The new findings appeared September 26 in the journal Cell Reports, in an article entitled “Controlling Depth of Cellular Quiescence by an Rb-E2F Network Switch.” This article describes how Rb-E2F may be used like a genetic “dimmer switch” to regulate the dormancy of normal cells and tumor cells.
“Quiescence depth is controlled by the activation threshold of an Rb-E2F gene switch,” wrote the article’s authors. “Deeper quiescent cells feature a higher E2F-switching threshold and exhibit a delayed traverse through the restriction point (R-point).”
Moreover, the study indicated that different components of the Rb-E2F network can be experimentally perturbed, following computer model predictions, to coarse- or fine-tune the E2F-switching threshold and drive cells into varying quiescence depths.
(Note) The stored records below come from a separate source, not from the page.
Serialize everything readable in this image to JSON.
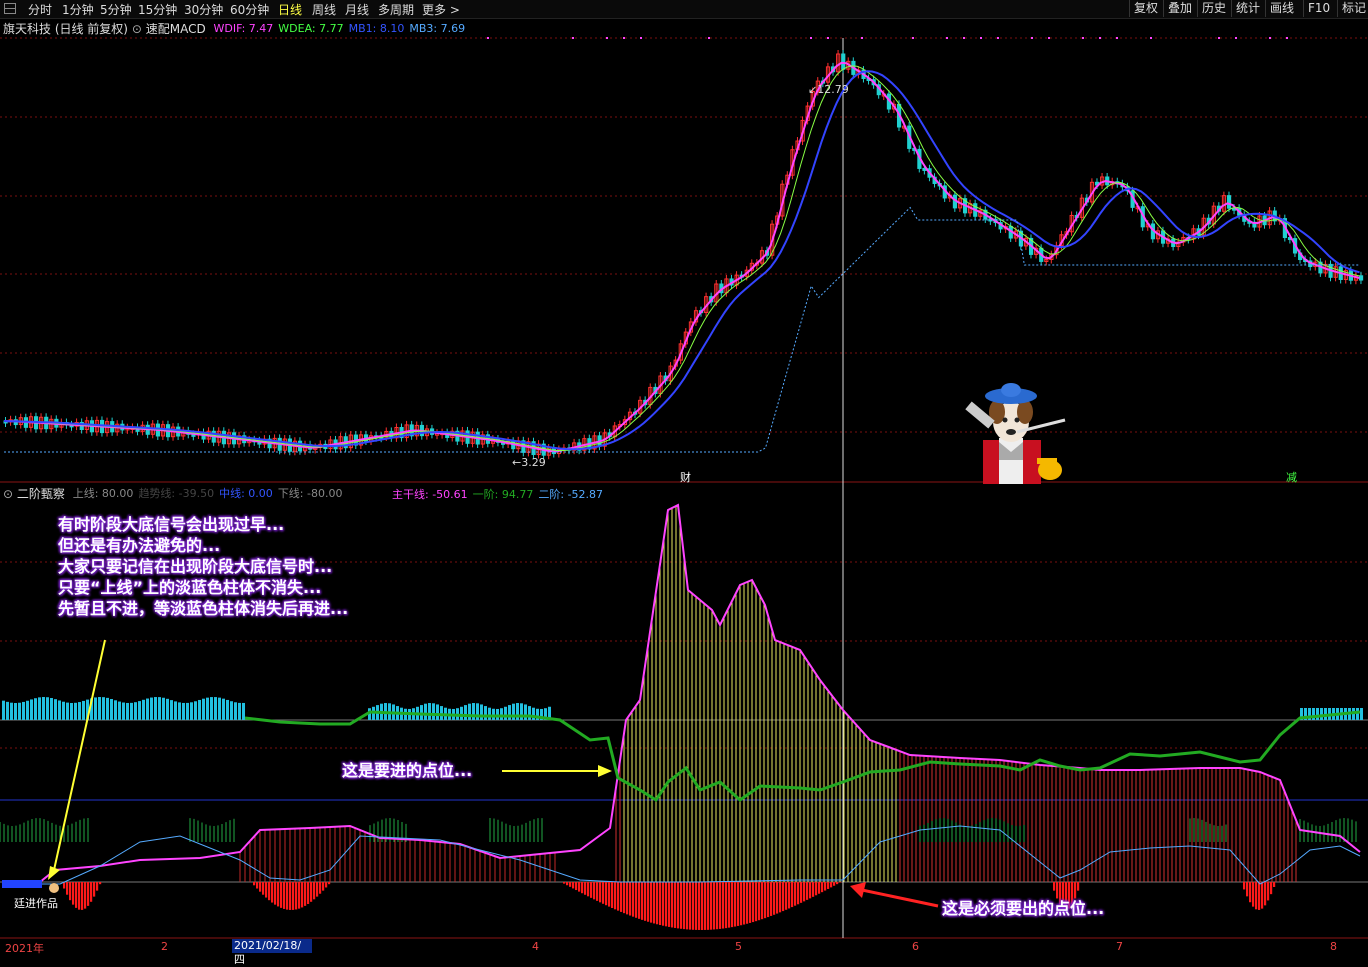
{
  "toolbar": {
    "timeframes": [
      "分时",
      "1分钟",
      "5分钟",
      "15分钟",
      "30分钟",
      "60分钟",
      "日线",
      "周线",
      "月线",
      "多周期",
      "更多 >"
    ],
    "active": "日线",
    "right_buttons": [
      "复权",
      "叠加",
      "历史",
      "统计",
      "画线",
      "F10",
      "标记"
    ]
  },
  "main_panel": {
    "title": "旗天科技 (日线 前复权)",
    "indicator_name": "速配MACD",
    "legend": [
      {
        "label": "WDIF: 7.47",
        "color": "#ff44ff"
      },
      {
        "label": "WDEA: 7.77",
        "color": "#44ff44"
      },
      {
        "label": "MB1: 8.10",
        "color": "#3355ff"
      },
      {
        "label": "MB3: 7.69",
        "color": "#55aaff"
      }
    ],
    "high_label": "12.79",
    "low_label": "3.29",
    "markers": [
      {
        "text": "财",
        "color": "#ffffff"
      },
      {
        "text": "减",
        "color": "#44ff44"
      }
    ]
  },
  "sub_panel": {
    "title": "二阶甄察",
    "legend_left": [
      {
        "label": "上线: 80.00",
        "color": "#888888"
      },
      {
        "label": "趋势线: -39.50",
        "color": "#444444"
      },
      {
        "label": "中线: 0.00",
        "color": "#3355ff"
      },
      {
        "label": "下线: -80.00",
        "color": "#888888"
      }
    ],
    "legend_right": [
      {
        "label": "主干线: -50.61",
        "color": "#ff44ff"
      },
      {
        "label": "一阶: 94.77",
        "color": "#22aa22"
      },
      {
        "label": "二阶: -52.87",
        "color": "#55aaff"
      }
    ]
  },
  "annotations": {
    "main_text": [
      "有时阶段大底信号会出现过早...",
      "但还是有办法避免的...",
      "大家只要记信在出现阶段大底信号时...",
      "只要“上线”上的淡蓝色柱体不消失...",
      "先暂且不进，等淡蓝色柱体消失后再进..."
    ],
    "enter_label": "这是要进的点位...",
    "exit_label": "这是必须要出的点位...",
    "credit": "廷进作品"
  },
  "x_axis": {
    "labels": [
      "2021年",
      "2",
      "4",
      "5",
      "6",
      "7",
      "8"
    ],
    "cursor_date": "2021/02/18/四"
  },
  "chart_data": {
    "type": "candlestick",
    "price_range": [
      3.29,
      12.79
    ],
    "peak_price": 12.79,
    "trough_price": 3.29,
    "cursor_date": "2021/02/18/四"
  }
}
In other words, cellular factors, the investigators found, may alter the Rb-E2F threshold and quiescence depth with varying efficacies.
The computer model predictions were subsequently tested in a rat cell model. The investigators increased the expression of various target genes in live cells and observed changes in the depth of quiescence, reflected in how easily cells could be roused from their “sleep.”
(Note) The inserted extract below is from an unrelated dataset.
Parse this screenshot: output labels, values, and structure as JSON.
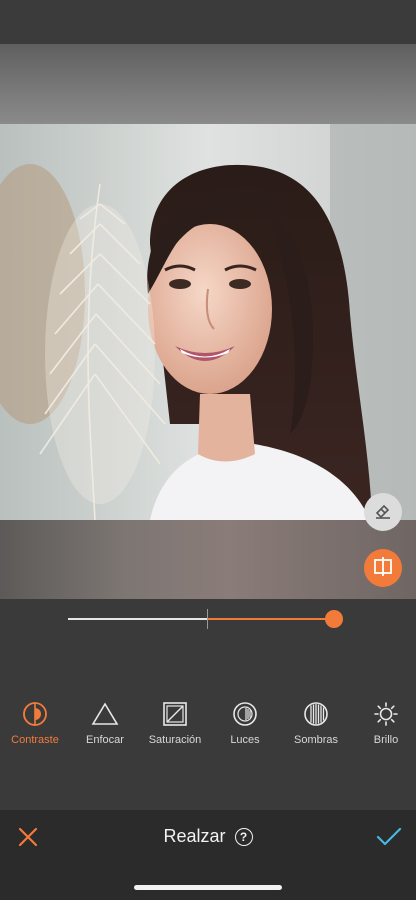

“Different components of the Rb-E2F network can be experimentally altered to change quiescence depth to different levels, like adjusting a dimmer switch,” said Dr. Yao. For example, higher expression of one gene (Myc) in the network reduces the depth of quiescence in small increments, whereas higher expression of another gene (Cyclin D) reduces depth of quiescence in larger increments, making it much easier to wake the cells from their quiescent “slumber.”
“The advantage of understanding this 'dimmer switch' mechanism is that we can more accurately adjust the dormant level of cells so that we may specifically target dormant cancer cells, whose quiescent state is likely less stable than that of normal cells,” Dr. Yao commented.
The Rb-E2F gene network has been known to play a pivotal role in normal cell division and quiescence. For example, quiescence research has established that disruption of the Rb-E2F gene network often leads to uncontrolled cell division and cancer formation. Adding to this knowledge, the current study shows that the Rb-E2F–switching threshold explains a major source of quiescence heterogeneity. By illuminating the mechanisms controlling quiescence depth, the current study helps reveal an underappreciated layer of complexity in growth control.
Earlier this year, the Yao lab demonstrated that prior cell growth affects the Rb-E2F switch in quiescent cells, leading to variations of quiescent depth. The Yao lab also identified natural compounds derived from a mushroom that can reduce the quiescence depth of dormant cancer cells, sensitizing them to chemotherapy drugs.
With respect to future studies, Dr. Yao added, “We are investigating how the Rb-E2F switch interacts with other quiescence regulatory pathways to control quiescence depth in different cell types under different conditions, which may help future development of therapies against dormant cancer cells.”